The humble war memorial makes him a liar. Even an internal investigation of the imperial army stated succinctly that young Jews had volunteered above the national average. Unfortunately the Ludendorff lie was never officially denied. That and the so called dagger legend provided substantial ammunition for the lethal propaganda of the Nazis only a little later. Nevertheless, it remains for me an unsolved mysterious question: why could the Holocaust happen in a nation of such cultural ranking, in the “country of the poets and thinkers” as we like to be called? Although I reject a collective, ever-lasting guilt, including one for me personally, since I was only ten years old at the end of the war, I will be haunted by these facts until the end of my life, especially in the vivid, up close experience of the “Reichskristallnacht” (1). I deplore the lack of a plausible explanation for this mystery. Many experts in world history have tried it. No human being with the exception, perhaps, of Jesus of Nazareth, was philosophically, psychologically, gastro-entero-and otherwise – logically taken apart and reassembled like Adolf Hitler. “And at the end, nobody knows nothing” my grandfather decided, not aware of the grammar mistake (typical for our Franconian dialect and often made in English as well: double negation!) –
(1) The “Reichskristallnacht” (Night of Broken Glass) was a well-organized onslaught on Jewish individuals, families, their homes and businesses, in October 1938. My family and the Jewish Lux family shared a rental house in 13 Nürnberger Strasse, they on the first we on the second floor. At about 10,30 in the night a lot of noise arose in the street. My mother, curious and fearful went downstairs to investigate. When she arrived at the house door, SA – men in uniform also arrived and started to intrude, shoving my mother out of their way and calling her names like “Judensau” (Jewish Pig). She came back up in tears and cried aloud; I could not console her and my papa was away on a repair job in a distant grist mill. The SA guys smashed in the two doors from the hallway into the Lux apartment, toppled all the furniture, threw kitchen utensils and everything mobile around, ripped pictures off the walls and trampled most of the stuff kaputt; the row, mixed with the cries of the Lux family and the yelling of the SA thugs, was catastrophic. I saw the extend of the destruction the next morning on my way to kindergarten, peeking through the open doors. The Luxes were sitting on piles of trash, silent and still in shock. From that horrible night on my mama and I were done with the Nazis.
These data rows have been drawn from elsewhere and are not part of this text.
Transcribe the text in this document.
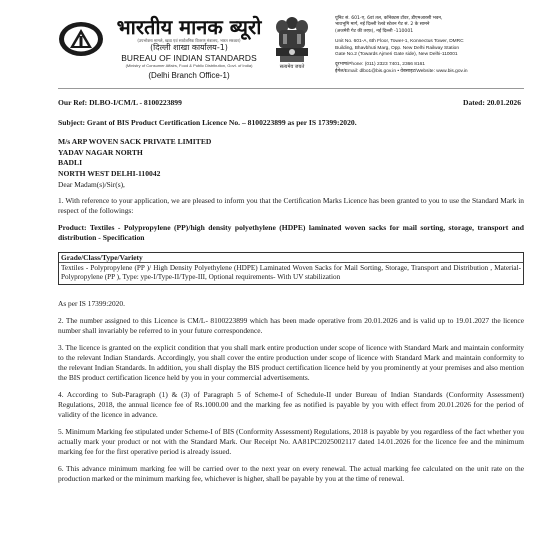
भारतीय मानक ब्यूरो
(उपभोक्ता मामले, खाद्य एवं सार्वजनिक वितरण मंत्रालय, भारत सरकार)
(दिल्ली शाखा कार्यालय-1)
BUREAU OF INDIAN STANDARDS
(Ministry of Consumer Affairs, Food & Public Distribution, Govt. of India)
(Delhi Branch Office-1)
सत्यमेव जयते
यूनिट सं. 601-ए, 6वां तल, कॉनेक्टस टॉवर, डीएमआरसी भवन,
भावभूमि मार्ग, नई दिल्ली रेलवे स्टेशन गेट सं. 2 के सामने
(अजमेरी गेट की तरफ़), नई दिल्ली -110001
Unit No. 601-A, 6th Floor, Tower-1, Konnectus Tower, DMRC
Building, Bhavbhuti Marg, Opp. New Delhi Railway Station
Gate No.2 (Towards Ajmeri Gate side), New Delhi-110001
दूरभाष/Phone: (011) 2323 7401, 2366 8161
ईमेल/Email: dlbo1@bis.gov.in • वेबसाइट/Website: www.bis.gov.in
Our Ref: DLBO-I/CM/L - 8100223899	Dated: 20.01.2026
Subject: Grant of BIS Product Certification Licence No. – 8100223899 as per IS 17399:2020.
M/s ARP WOVEN SACK PRIVATE LIMITED
YADAV NAGAR NORTH
BADLI
NORTH WEST DELHI-110042

Dear Madam(s)/Sir(s),

1. With reference to your application, we are pleased to inform you that the Certification Marks Licence has been granted to you to use the Standard Mark in respect of the followings:

Product: Textiles - Polypropylene (PP)/high density polyethylene (HDPE) laminated woven sacks for mail sorting, storage, transport and distribution - Specification

Grade/Class/Type/Variety
Textiles - Polypropylene (PP )/ High Density Polyethylene (HDPE) Laminated Woven Sacks for Mail Sorting, Storage, Transport and Distribution , Material- Polypropylene (PP ), Type: ype-I/Type-II/Type-III, Optional requirements- With UV stabilization

As per IS 17399:2020.

2. The number assigned to this Licence is CM/L- 8100223899 which has been made operative from 20.01.2026 and is valid up to 19.01.2027 the licence number shall invariably be referred to in your future correspondence.

3. The licence is granted on the explicit condition that you shall mark entire production under scope of licence with Standard Mark and maintain conformity to the relevant Indian Standards. Accordingly, you shall cover the entire production under scope of licence with Standard Mark and maintain conformity to the relevant Indian Standards. In addition, you shall display the BIS product certification licence held by you prominently at your premises and also mention the BIS product certification licence held by you in your commercial advertisements.

4. According to Sub-Paragraph (1) & (3) of Paragraph 5 of Scheme-I of Schedule-II under Bureau of Indian Standards (Conformity Assessment) Regulations, 2018, the annual licence fee of Rs.1000.00 and the marking fee as notified is payable by you with effect from 20.01.2026 for the period of validity of the licence in advance.

5. Minimum Marking fee stipulated under Scheme-I of BIS (Conformity Assessment) Regulations, 2018 is payable by you regardless of the fact whether you actually mark your product or not with the Standard Mark. Our Receipt No. AA81PC2025002117 dated 14.01.2026 for the licence fee and the minimum marking fee for the first operative period is already issued.

6. This advance minimum marking fee will be carried over to the next year on every renewal. The actual marking fee calculated on the unit rate on the production marked or the minimum marking fee, whichever is higher, shall be payable by you at the time of renewal.
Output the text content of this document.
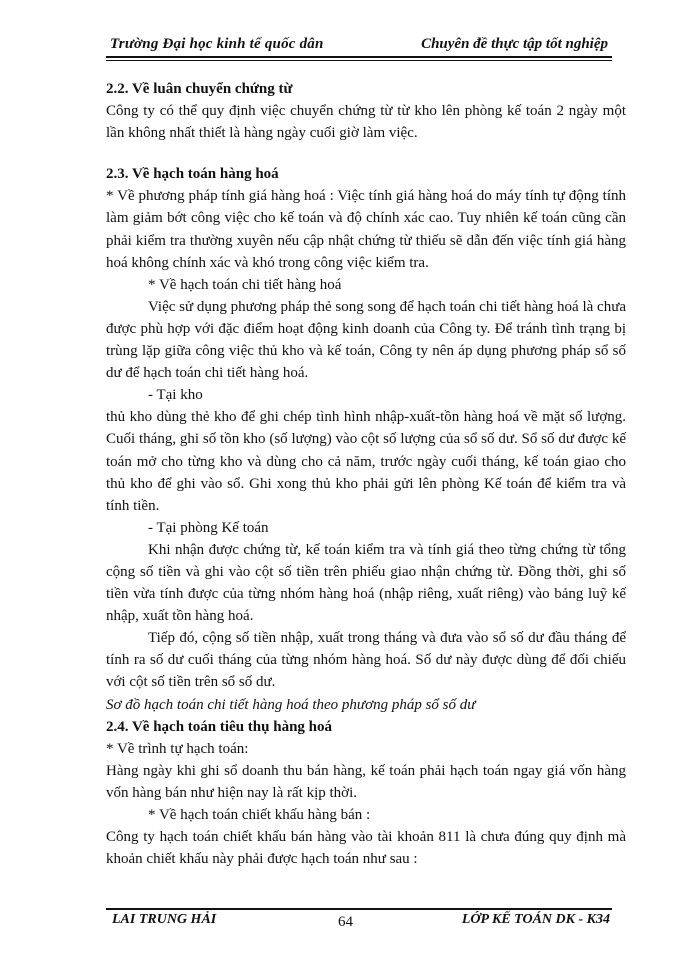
Trường Đại học kinh tế quốc dân	Chuyên đề thực tập tốt nghiệp

2.2. Về luân chuyển chứng từ

Công ty có thể quy định việc chuyển chứng từ từ kho lên phòng kế toán 2 ngày một lần không nhất thiết là hàng ngày cuối giờ làm việc.

2.3. Về hạch toán hàng hoá

* Về phương pháp tính giá hàng hoá : Việc tính giá hàng hoá do máy tính tự động tính làm giảm bớt công việc cho kế toán và độ chính xác cao. Tuy nhiên kế toán cũng cần phải kiểm tra thường xuyên nếu cập nhật chứng từ thiếu sẽ dẫn đến việc tính giá hàng hoá không chính xác và khó trong công việc kiểm tra.

* Về hạch toán chi tiết hàng hoá

Việc sử dụng phương pháp thẻ song song để hạch toán chi tiết hàng hoá là chưa được phù hợp với đặc điểm hoạt động kinh doanh của Công ty. Để tránh tình trạng bị trùng lặp giữa công việc thủ kho và kế toán, Công ty nên áp dụng phương pháp sổ số dư để hạch toán chi tiết hàng hoá.

- Tại kho

thủ kho dùng thẻ kho để ghi chép tình hình nhập-xuất-tồn hàng hoá về mặt số lượng. Cuối tháng, ghi số tồn kho (số lượng) vào cột số lượng của sổ số dư. Sổ số dư được kế toán mở cho từng kho và dùng cho cả năm, trước ngày cuối tháng, kế toán giao cho thủ kho để ghi vào sổ. Ghi xong thủ kho phải gửi lên phòng Kế toán để kiểm tra và tính tiền.

- Tại phòng Kế toán

Khi nhận được chứng từ, kế toán kiểm tra và tính giá theo từng chứng từ tổng cộng số tiền và ghi vào cột số tiền trên phiếu giao nhận chứng từ. Đồng thời, ghi số tiền vừa tính được của từng nhóm hàng hoá (nhập riêng, xuất riêng) vào bảng luỹ kế nhập, xuất tồn hàng hoá.

Tiếp đó, cộng số tiền nhập, xuất trong tháng và đưa vào sổ số dư đầu tháng để tính ra số dư cuối tháng của từng nhóm hàng hoá. Số dư này được dùng để đối chiếu với cột số tiền trên sổ số dư.

Sơ đồ hạch toán chi tiết hàng hoá theo phương pháp sổ số dư

2.4. Về hạch toán tiêu thụ hàng hoá

* Về trình tự hạch toán:

Hàng ngày khi ghi sổ doanh thu bán hàng, kế toán phải hạch toán ngay giá vốn hàng vốn hàng bán như hiện nay là rất kịp thời.

* Về hạch toán chiết khấu hàng bán :

Công ty hạch toán chiết khấu bán hàng vào tài khoản 811 là chưa đúng quy định mà khoản chiết khấu này phải được hạch toán như sau :

LAI TRUNG HẢI	64	LỚP KẾ TOÁN DK - K34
After the Wehrmacht had conquered Poland, in the Fall 1939, the Lux family was deported there. The Nazi propaganda told us that they would receive a piece of land to settle. My parents expressed their sincere hope that this would be the truth and the Lux family would be fine.
Only after the war we learned the horrific truth and had a very hard time believing it.
Excerpt from my memoirs, “All My Aunts”.